De nouvelles recherches suggèrent que la manière dont les personnes atteintes de troubles du spectre autistique (TSA) recueillent des informations pourrait expliquer pourquoi elles obtiennent des perceptions différentes du visage des gens.

Les enquêteurs de l'Université de Montréal, cependant, affirment que cette différence dans la collecte d'informations est différente du processus de jugement lui-même.

«L’évaluation du visage d’un individu est un processus rapide qui influence notre future relation avec l’individu», a déclaré Baudouin Forgeot d’Arc, Ph.D., auteur principal de l’étude.

«En étudiant ces jugements, nous voulions mieux comprendre comment les personnes atteintes de TSA utilisent les traits du visage comme indices. Ont-ils besoin de plus d'indices pour pouvoir porter le même jugement? »

Les chercheurs ont collaboré avec une équipe de l'Hôpital Robert-Debré à Paris et étudié 71 personnes, dont un groupe témoin (n = 38) et un groupe TSA (n = 33), sans déficience intellectuelle.

Le groupe a été divisé en sous-groupes appariés par âge: enfants (âge moyen 10 ans) et adultes (âge moyen 33 ans).

Les chercheurs ont présenté 36 paires d'images photographiques et synthétiques aux participants, et évalué leur jugement social en leur demandant d'indiquer quels visages émotionnellement neutres leur semblaient «gentils».

Lorsque des images photographiques de visages neutres ont été présentées, le jugement des participants TSA était mitigé par rapport aux participants du groupe témoin. Autrement dit, les choix des participants TSA n'étaient pas prévisibles d'un sujet à l'autre.

Cependant, les chercheurs n'ont trouvé aucune différence entre les groupes lorsque les participants ont reçu des images synthétiques. Ces images ont été créées sur la base des caractéristiques des images photographiques présentées précédemment.

De plus, lorsque les paires d'images synthétiques contenaient des indices de jugement moins utiles (traits du visage moins prononcés), les résultats pour les deux groupes étaient influencés de la même manière par cette difficulté.

Étant donné que chaque groupe a vu les images synthétiques de manière similaire, cela suggère que ce n'est pas le processus de jugement lui-même qui est différent. Autrement dit, les différences observées lorsque le groupe autiste a vu des images photographiques suggèrent que le processus de collecte d'informations est critique.

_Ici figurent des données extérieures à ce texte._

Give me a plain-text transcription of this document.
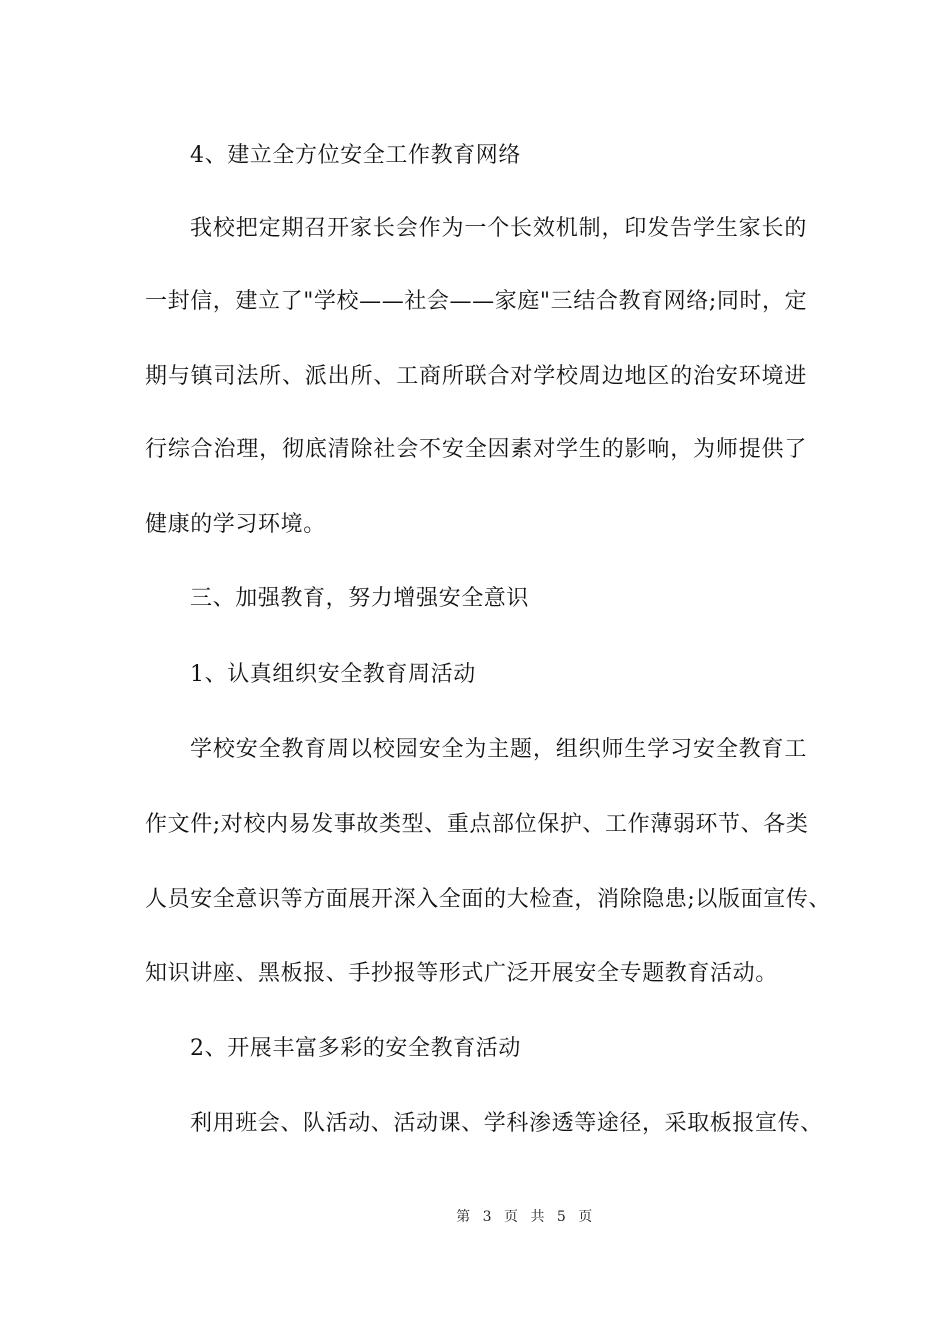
4、建立全方位安全工作教育网络
我校把定期召开家长会作为一个长效机制，印发告学生家长的
一封信，建立了"学校——社会——家庭"三结合教育网络;同时，定
期与镇司法所、派出所、工商所联合对学校周边地区的治安环境进
行综合治理，彻底清除社会不安全因素对学生的影响，为师提供了
健康的学习环境。
三、加强教育，努力增强安全意识
1、认真组织安全教育周活动
学校安全教育周以校园安全为主题，组织师生学习安全教育工
作文件;对校内易发事故类型、重点部位保护、工作薄弱环节、各类
人员安全意识等方面展开深入全面的大检查，消除隐患;以版面宣传、
知识讲座、黑板报、手抄报等形式广泛开展安全专题教育活动。
2、开展丰富多彩的安全教育活动
利用班会、队活动、活动课、学科渗透等途径，采取板报宣传、
第 3 页 共 5 页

«Nous voulons maintenant comprendre en quoi la collecte d'indices sous-tendant ces jugements est différente entre les personnes avec ou sans TSA selon qu'elles regardent des images synthétiques ou photographiques.

«En fin de compte, une meilleure compréhension de la façon dont les personnes atteintes de TSA perçoivent et évaluent l’environnement social nous permettra de mieux interagir avec elles», a déclaré Forgeot d’Arc.